[sql] Are there any disadvantages to always using nvarchar(MAX)?

In SQL Server 2005, are there any disadvantages to making all character fields nvarchar(MAX) rather than specifying a length explicitly, e.g. nvarchar(255)? (Apart from the obvious one that you aren't able to limit the field length at the database level)

This question is related to sql sql-server sql-server-2005

The answer is


One problem is that if you are having to work with multiple versions of SQL Server, the MAX will not always work. So if you are working with legacy DB's or any other situation that involves multiple versions, you better be very careful.


Think of it as just another safety level. You can design your table without foreign key relationships - perfectly valid - and ensure existence of associated entities entirely on the business layer. However, foreign keys are considered good design practice because they add another constraint level in case something messes up on the business layer. Same goes for field size limitation and not using varchar MAX.

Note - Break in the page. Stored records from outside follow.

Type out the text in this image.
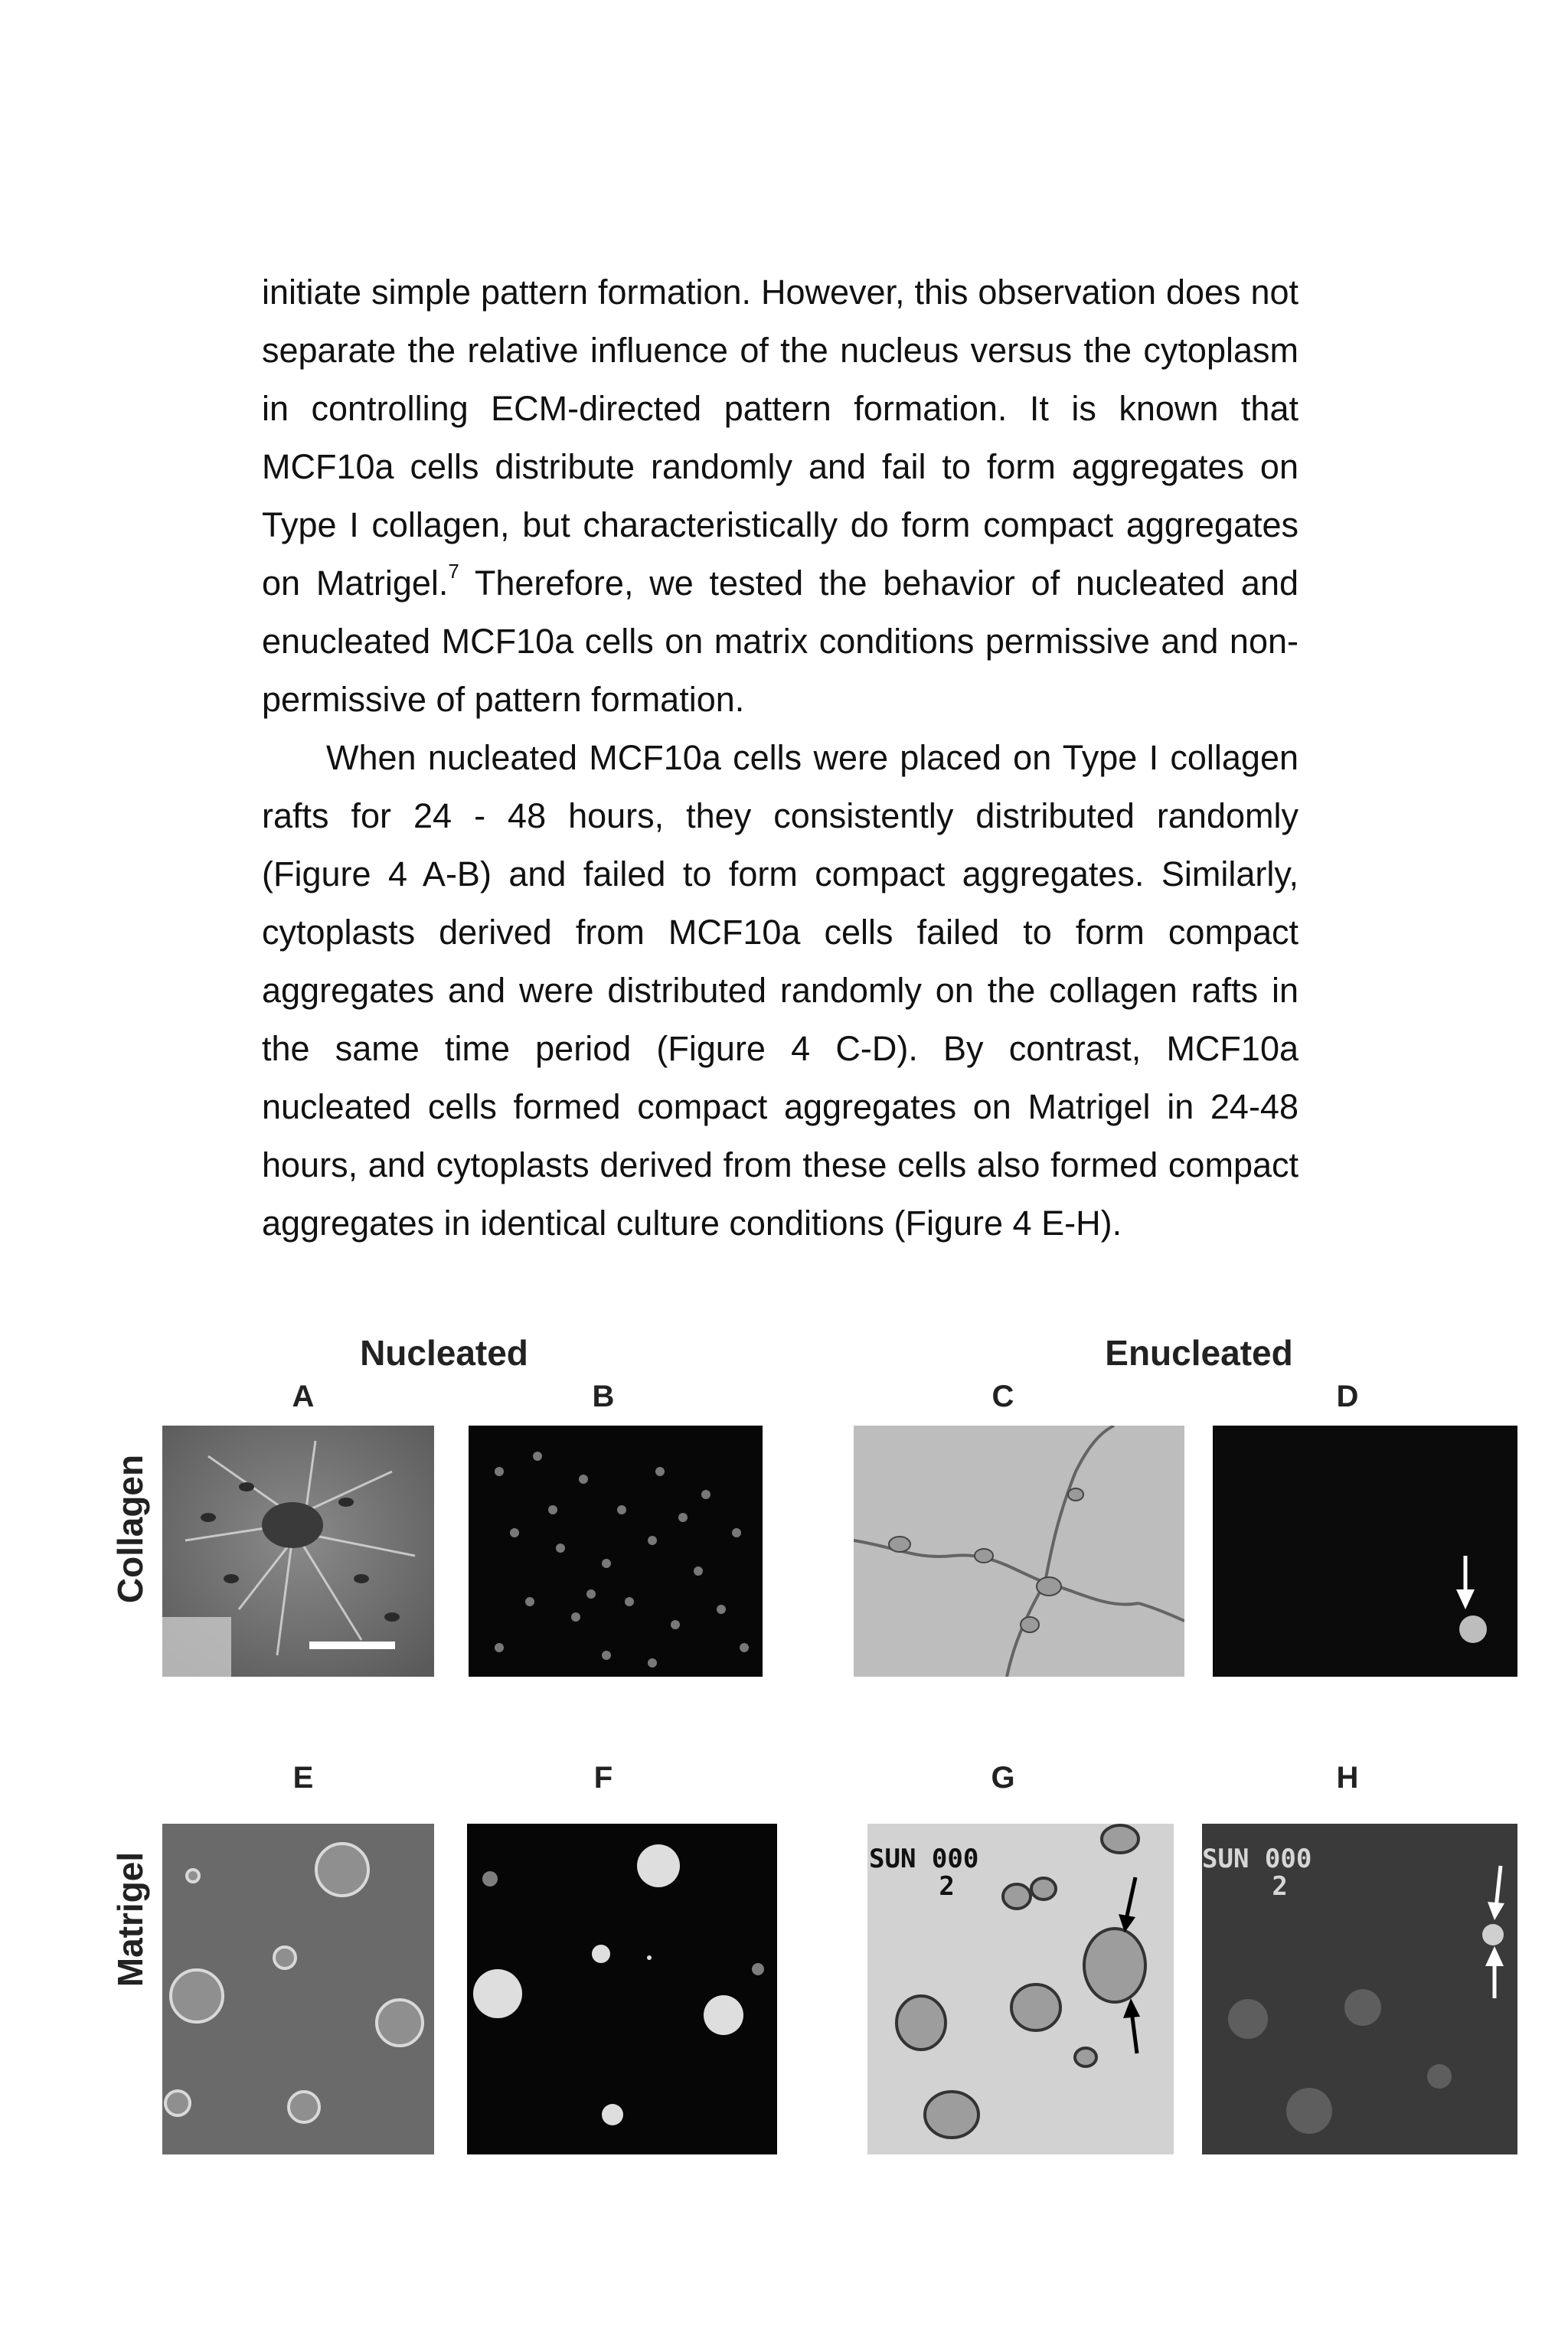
initiate simple pattern formation. However, this observation does not separate the relative influence of the nucleus versus the cytoplasm in controlling ECM-directed pattern formation. It is known that MCF10a cells distribute randomly and fail to form aggregates on Type I collagen, but characteristically do form compact aggregates on Matrigel.$^7$ Therefore, we tested the behavior of nucleated and enucleated MCF10a cells on matrix conditions permissive and non-permissive of pattern formation.

When nucleated MCF10a cells were placed on Type I collagen rafts for 24 - 48 hours, they consistently distributed randomly (Figure 4 A-B) and failed to form compact aggregates. Similarly, cytoplasts derived from MCF10a cells failed to form compact aggregates and were distributed randomly on the collagen rafts in the same time period (Figure 4 C-D). By contrast, MCF10a nucleated cells formed compact aggregates on Matrigel in 24-48 hours, and cytoplasts derived from these cells also formed compact aggregates in identical culture conditions (Figure 4 E-H).

Nucleated	Enucleated
Collagen
Matrigel
A	B	C	D
E	F	G	H
SUN 000
2
SUN 000
2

This will cause a performance problem, although it may never cause any actual issues if your database is small. Each record will take up more space on the hard drive and the database will need to read more sectors of the disk if you're searching through a lot of records at once. For example, a small record could fit 50 to a sector and a large record could fit 5. You'd need to read 10 times as much data from the disk using the large record.


As of SQL Server 2019, NVARCHAR(MAX) still does not support SCSU “Unicode compression” — even when stored using In-Row data storage. SCSU was added in SQL Server 2008 and applies to any ROW/PAGE-compressed tables and indices.

As such, NVARCHAR(MAX) can take up to twice as much physical disk space as a NVARCHAR(1..4000) field with the same text content+ — even when not stored in the LOB. The non-SCSU waste depends on data and language represented.

Unicode Compression Implementation:

SQL Server uses an implementation of the Standard Compression Scheme for Unicode (SCSU) algorithm to compress Unicode values that are stored in row or page compressed objects. For these compressed objects, Unicode compression is automatic for nchar(n) and nvarchar(n) columns [and is never used with nvarchar(max)].

On the other hand, PAGE compression (since 2014) still applies to NVARCHAR(MAX) columns if they are written as In-Row data.. so lack of SCSU feels like a “missing optimization”. Unlike SCSU, page compression results can vary dramatically based on shared leading prefixes (ie. duplicate values).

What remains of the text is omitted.